Back in 2006 though, the cars’ dominance was less assured. The R10 TDI was the first time any team had attempted to win the race with a diesel engine (though not the first to compete – that honour fell to the Delettrez brothers with a 4.4-litre diesel racer in 1949).
Audi didn’t take half measures – the R10’s diesel V12 developed as much as 650bhp and put 811lb ft of torque to its rear wheels. The team’s confidence in the car’s ability was confirmed by its decision to run the same engines in the race as it had used in all practice and qualifying sessions – though to ensure longevity, Audi had to limit mileage during those sessions.

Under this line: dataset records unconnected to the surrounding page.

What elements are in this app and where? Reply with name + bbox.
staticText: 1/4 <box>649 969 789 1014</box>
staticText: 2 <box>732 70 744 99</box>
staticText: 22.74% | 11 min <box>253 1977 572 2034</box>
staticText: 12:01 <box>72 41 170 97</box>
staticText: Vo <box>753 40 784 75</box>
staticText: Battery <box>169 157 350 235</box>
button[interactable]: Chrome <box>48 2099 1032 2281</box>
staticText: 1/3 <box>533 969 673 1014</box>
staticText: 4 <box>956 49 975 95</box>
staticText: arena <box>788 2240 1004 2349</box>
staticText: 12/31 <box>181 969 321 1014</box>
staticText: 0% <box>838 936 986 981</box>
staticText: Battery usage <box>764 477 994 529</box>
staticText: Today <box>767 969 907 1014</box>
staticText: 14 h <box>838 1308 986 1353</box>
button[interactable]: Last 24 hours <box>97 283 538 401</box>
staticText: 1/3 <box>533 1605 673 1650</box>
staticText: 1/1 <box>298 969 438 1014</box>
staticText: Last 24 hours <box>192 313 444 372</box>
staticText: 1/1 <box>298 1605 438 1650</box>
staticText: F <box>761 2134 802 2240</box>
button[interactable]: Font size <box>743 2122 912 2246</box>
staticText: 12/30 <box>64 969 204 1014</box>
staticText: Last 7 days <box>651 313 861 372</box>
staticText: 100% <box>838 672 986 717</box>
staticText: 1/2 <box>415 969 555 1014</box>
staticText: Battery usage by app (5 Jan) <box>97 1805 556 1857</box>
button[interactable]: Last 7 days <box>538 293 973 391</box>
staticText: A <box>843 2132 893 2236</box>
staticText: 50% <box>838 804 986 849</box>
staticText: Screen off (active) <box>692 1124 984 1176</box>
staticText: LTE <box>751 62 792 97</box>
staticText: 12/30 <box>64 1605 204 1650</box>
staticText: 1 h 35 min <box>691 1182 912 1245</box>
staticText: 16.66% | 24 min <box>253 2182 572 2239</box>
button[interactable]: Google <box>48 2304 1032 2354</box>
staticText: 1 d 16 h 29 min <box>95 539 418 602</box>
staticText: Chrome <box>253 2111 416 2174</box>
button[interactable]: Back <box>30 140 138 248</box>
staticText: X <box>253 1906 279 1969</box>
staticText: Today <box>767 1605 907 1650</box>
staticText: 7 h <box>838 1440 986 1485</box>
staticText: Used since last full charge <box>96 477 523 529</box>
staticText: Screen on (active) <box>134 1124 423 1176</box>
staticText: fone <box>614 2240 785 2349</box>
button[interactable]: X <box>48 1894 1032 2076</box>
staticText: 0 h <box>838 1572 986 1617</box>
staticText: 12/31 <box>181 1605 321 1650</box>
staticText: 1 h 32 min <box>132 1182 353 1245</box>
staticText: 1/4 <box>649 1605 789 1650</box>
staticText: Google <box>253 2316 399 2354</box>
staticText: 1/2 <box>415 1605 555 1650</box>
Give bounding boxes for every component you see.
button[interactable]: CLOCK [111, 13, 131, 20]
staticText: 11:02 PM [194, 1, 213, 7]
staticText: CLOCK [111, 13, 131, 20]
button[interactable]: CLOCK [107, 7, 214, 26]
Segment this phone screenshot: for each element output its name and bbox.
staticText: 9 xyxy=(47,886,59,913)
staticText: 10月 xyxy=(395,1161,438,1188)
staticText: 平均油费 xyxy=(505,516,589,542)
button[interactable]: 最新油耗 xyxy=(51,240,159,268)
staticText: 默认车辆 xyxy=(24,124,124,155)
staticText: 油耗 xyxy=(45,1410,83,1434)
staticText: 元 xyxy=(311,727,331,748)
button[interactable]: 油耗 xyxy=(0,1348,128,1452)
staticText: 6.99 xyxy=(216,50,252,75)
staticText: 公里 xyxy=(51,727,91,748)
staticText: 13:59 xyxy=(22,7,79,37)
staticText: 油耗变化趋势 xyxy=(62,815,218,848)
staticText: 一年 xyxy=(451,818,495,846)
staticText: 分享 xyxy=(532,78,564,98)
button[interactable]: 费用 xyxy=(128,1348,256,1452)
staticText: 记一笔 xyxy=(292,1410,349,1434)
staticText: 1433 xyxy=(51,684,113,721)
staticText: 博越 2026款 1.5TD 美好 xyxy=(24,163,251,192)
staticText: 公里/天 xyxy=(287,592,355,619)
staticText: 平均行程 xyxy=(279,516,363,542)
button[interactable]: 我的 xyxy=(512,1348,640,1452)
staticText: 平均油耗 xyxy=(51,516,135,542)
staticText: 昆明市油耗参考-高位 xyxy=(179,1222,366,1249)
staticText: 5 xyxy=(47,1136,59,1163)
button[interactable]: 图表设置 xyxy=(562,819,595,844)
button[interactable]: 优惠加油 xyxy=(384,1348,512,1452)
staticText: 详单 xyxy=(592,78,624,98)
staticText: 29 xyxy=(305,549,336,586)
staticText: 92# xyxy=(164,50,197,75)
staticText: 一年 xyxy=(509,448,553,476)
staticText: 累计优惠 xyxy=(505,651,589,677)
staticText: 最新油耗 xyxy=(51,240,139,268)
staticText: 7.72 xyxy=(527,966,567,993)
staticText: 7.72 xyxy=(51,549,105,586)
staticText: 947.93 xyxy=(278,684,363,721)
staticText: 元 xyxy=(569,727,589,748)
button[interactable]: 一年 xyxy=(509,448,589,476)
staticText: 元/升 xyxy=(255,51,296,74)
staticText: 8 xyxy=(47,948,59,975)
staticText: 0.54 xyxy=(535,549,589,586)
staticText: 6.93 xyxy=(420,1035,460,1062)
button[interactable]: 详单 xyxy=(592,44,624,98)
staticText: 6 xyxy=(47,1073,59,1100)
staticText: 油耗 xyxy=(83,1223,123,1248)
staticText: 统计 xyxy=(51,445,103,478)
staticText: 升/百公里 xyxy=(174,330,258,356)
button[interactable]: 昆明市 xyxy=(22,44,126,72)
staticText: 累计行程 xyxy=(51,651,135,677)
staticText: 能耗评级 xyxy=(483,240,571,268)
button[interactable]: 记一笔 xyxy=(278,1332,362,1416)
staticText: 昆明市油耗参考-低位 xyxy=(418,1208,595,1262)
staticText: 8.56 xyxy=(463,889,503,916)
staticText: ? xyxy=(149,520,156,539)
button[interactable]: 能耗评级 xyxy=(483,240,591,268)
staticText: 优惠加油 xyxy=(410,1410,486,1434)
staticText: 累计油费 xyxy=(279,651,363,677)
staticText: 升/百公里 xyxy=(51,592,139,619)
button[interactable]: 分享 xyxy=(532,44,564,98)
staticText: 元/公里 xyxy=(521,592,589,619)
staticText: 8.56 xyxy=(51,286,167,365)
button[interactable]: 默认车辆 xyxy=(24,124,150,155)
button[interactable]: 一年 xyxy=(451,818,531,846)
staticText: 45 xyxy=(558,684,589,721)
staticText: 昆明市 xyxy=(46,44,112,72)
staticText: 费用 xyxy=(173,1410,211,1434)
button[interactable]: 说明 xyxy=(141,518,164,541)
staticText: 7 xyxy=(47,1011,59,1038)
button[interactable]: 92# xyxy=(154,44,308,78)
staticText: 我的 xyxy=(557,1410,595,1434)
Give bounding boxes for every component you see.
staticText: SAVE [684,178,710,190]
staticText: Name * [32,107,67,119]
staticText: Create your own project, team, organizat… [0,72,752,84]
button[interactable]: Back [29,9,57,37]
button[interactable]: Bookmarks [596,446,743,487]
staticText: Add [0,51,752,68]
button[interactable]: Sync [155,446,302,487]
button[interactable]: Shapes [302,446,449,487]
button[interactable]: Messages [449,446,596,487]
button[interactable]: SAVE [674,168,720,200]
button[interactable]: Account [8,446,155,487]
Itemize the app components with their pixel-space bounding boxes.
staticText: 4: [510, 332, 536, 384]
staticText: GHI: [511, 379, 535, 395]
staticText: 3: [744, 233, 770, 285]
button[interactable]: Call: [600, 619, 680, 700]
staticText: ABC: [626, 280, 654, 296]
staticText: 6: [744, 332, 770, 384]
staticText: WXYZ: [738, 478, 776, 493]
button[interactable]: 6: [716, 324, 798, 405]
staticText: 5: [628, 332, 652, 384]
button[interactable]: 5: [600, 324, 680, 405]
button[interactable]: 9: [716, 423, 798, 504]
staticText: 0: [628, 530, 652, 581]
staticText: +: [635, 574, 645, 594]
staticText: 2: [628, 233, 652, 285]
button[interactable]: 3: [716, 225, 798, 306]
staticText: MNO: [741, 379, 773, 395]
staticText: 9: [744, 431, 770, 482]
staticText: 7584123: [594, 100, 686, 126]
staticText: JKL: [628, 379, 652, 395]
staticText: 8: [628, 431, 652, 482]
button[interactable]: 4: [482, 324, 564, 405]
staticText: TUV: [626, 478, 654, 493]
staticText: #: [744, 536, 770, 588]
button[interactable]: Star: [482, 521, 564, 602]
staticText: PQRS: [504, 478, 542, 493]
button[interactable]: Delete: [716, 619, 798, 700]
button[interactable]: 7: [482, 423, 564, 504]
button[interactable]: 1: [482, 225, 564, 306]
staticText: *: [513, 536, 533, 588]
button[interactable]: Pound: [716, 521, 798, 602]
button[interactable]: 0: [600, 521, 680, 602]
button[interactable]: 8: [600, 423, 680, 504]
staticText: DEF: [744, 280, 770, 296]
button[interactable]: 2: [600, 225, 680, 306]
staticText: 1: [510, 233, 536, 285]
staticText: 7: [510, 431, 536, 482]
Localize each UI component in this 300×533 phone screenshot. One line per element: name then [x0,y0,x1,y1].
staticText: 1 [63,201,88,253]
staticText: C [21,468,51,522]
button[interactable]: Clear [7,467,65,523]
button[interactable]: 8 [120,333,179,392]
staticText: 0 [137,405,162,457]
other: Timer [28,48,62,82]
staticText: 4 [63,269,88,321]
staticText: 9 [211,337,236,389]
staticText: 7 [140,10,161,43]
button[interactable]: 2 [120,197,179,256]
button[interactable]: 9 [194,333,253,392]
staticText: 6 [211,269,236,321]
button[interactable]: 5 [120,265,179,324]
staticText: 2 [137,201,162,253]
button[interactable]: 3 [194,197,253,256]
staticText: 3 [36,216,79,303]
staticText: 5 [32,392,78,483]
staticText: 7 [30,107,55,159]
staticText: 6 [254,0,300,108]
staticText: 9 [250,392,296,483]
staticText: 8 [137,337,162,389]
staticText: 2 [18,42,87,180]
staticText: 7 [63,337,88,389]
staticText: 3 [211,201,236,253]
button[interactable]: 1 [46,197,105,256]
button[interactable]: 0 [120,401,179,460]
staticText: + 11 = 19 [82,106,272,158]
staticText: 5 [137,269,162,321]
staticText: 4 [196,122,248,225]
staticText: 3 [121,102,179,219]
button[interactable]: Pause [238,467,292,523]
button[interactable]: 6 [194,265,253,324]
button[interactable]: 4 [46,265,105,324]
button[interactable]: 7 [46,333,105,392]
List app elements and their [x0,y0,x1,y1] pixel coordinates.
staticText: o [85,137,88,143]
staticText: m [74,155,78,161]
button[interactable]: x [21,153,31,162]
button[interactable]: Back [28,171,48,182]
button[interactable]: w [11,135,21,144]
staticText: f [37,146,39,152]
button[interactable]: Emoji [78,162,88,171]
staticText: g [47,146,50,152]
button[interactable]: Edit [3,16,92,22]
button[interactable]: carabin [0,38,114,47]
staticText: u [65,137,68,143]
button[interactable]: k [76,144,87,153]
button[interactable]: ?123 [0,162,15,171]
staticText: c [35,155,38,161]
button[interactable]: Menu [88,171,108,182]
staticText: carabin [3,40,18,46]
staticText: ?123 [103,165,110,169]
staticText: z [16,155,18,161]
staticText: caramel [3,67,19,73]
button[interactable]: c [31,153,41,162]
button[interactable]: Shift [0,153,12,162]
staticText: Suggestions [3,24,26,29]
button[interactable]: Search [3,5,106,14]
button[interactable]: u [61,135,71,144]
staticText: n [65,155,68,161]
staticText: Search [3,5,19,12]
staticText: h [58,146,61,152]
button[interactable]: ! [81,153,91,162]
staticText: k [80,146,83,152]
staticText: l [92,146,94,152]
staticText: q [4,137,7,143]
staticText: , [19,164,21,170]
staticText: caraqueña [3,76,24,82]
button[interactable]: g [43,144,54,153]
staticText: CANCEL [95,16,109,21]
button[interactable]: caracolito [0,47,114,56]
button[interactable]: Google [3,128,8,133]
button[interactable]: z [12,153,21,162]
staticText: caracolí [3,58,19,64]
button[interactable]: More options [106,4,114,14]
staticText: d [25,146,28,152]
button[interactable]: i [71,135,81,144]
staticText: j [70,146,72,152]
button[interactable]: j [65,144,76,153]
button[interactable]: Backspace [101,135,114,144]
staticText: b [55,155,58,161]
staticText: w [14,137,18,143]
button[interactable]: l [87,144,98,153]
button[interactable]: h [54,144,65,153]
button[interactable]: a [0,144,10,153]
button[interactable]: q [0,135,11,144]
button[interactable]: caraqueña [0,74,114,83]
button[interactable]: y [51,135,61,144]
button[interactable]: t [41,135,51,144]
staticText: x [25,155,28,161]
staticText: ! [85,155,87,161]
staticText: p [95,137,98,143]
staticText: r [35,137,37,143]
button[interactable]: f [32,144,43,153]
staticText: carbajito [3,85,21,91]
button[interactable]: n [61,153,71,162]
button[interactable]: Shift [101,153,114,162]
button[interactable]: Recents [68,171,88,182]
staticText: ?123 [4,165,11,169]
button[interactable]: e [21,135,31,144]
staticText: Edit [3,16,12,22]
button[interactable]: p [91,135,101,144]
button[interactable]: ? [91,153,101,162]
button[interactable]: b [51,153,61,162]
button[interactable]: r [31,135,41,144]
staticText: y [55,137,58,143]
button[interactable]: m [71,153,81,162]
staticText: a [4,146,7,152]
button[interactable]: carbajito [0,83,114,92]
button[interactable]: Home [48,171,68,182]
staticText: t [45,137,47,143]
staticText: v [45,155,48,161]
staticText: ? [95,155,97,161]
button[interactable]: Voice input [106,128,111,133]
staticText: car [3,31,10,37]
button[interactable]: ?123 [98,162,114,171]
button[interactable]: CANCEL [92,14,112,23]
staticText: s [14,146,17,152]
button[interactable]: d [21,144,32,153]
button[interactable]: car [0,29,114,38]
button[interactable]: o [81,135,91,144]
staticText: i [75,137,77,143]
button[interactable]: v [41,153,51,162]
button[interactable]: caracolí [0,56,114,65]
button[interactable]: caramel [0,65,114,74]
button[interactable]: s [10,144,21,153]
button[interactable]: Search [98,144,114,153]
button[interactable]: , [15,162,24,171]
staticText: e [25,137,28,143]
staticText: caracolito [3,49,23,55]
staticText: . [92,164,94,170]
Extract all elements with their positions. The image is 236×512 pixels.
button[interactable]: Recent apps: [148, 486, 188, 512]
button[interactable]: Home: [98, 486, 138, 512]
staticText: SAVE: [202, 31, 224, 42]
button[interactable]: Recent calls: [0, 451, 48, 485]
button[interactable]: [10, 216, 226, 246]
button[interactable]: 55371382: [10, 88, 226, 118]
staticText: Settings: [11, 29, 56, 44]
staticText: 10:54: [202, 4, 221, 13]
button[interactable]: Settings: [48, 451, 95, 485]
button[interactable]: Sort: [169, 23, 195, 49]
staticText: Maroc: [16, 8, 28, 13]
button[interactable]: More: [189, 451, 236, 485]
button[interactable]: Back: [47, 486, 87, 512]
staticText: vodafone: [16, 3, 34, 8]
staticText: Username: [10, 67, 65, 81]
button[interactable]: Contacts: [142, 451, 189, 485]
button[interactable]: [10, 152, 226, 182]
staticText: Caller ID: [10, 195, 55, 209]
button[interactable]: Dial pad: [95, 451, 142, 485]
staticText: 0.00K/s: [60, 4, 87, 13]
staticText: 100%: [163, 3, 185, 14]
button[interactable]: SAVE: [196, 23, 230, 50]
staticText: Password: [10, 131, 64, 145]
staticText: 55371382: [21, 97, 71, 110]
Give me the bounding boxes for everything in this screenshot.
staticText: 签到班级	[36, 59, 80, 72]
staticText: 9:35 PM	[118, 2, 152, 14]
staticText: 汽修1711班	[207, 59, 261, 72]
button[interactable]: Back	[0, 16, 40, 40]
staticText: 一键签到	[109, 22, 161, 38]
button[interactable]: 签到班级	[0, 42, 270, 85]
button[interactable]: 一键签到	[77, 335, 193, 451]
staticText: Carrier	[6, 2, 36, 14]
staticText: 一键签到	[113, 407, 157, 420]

It paid off: while car number 7 suffered issues during the race, Frank Biela, Emanuele Pirro and Marco Werner secured victory in car number 8, making history in the process. The engine had covered nearly 4000 miles in all sessions and to illustrate its cleanliness, a swab of each tailpipe with a napkin came up clean.
Such a feat has undoubtedly helped Audi promote diesel technology in its road cars, and with the advent of the e-tron quattro racers, two more technological frontiers can be used to please the marketing men.
All this would be to naught were the cars no longer competitive, but Audi’s results speak for themselves. Only once since 2006 have its diesels failed to win – and that car, Peugeot’s 908 HDi FAP, racked up yet another victory for the fuel itself.
And as Dickie Meaden found out when he tested 2014’s winning R18 e-tron quattro at Misano in Italy, the cars are also mind-blowing to drive – and far from silent.